Researchers calculated that the vaccine was 98 percent effective at reducing the burden of illness in people who did get shingles in one trial, and 92 percent effective at reducing the burden of illness from shingles in the other trial.
In adults 80 and older, the vaccine was just 82 percent effective at reducing the burden of illness, but the absolute amount of reduction was higher in these participants than it was for younger people in the trials.
People who got Shingrix and still developed the virus also reported lower pain over the first 28 days of infection than people who received a placebo, but the difference between the groups wasn’t statistically meaningful on all of the days studied.
One limitation of the study is that the high level of vaccine effectiveness may have left few too people with shingles to detect meaningful differences between outcomes for vaccinated and unvaccinated participants, the authors note in The Journals of Gerontology Series A. The study authors declined requests for comment.

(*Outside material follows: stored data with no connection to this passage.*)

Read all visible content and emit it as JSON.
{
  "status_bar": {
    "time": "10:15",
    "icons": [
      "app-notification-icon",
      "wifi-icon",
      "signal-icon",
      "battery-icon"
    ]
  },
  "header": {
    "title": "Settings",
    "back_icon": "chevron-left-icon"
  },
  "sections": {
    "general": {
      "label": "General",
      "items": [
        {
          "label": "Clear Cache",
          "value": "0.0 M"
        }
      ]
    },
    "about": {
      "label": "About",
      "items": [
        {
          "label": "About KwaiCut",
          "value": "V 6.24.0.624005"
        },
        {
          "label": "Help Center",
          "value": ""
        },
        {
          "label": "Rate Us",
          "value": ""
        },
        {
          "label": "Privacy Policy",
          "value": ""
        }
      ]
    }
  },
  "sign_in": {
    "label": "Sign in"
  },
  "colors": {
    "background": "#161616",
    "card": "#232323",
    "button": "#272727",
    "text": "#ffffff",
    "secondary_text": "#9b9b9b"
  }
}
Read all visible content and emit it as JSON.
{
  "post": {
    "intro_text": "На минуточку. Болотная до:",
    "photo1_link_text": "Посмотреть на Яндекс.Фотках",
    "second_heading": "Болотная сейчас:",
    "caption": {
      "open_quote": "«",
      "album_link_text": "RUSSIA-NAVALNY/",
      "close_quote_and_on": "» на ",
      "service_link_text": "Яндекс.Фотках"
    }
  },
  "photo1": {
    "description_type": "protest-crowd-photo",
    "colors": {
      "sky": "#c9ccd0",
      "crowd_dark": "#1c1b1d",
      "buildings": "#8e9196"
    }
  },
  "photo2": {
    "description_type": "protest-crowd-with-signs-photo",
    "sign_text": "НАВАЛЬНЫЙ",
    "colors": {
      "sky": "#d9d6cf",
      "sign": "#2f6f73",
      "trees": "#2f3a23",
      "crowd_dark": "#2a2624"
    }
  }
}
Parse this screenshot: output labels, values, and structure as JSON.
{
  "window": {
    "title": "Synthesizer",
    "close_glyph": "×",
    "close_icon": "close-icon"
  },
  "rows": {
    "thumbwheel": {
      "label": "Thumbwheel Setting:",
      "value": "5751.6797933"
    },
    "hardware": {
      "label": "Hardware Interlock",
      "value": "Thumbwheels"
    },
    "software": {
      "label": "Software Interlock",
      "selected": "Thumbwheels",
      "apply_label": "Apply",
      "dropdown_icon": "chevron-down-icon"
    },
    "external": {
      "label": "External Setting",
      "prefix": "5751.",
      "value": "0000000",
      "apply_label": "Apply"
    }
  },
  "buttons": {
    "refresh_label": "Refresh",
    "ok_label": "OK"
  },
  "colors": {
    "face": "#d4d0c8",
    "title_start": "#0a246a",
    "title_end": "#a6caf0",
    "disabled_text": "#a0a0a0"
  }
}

Still, the overall efficacy of the vaccine in reducing the burden of illness, interferences in activities of daily living was greater than 90 percent in patients 50 and older and in a pooled analysis of patients 70 and older, Adams noted.
“The study results are important to note for patients because not only does the vaccine help prevent shingles but it also shows that for patients who get shingles, despite receiving the vaccine (since no vaccine is 100% effective), that their quality of life is less impacted and pain scales are lower in patients compared to those who didn’t get the Shingrix vaccine,” Adams said.
Shingrix won U.S. regulatory approval in 2017 to help prevent shingles in adults 50 and older.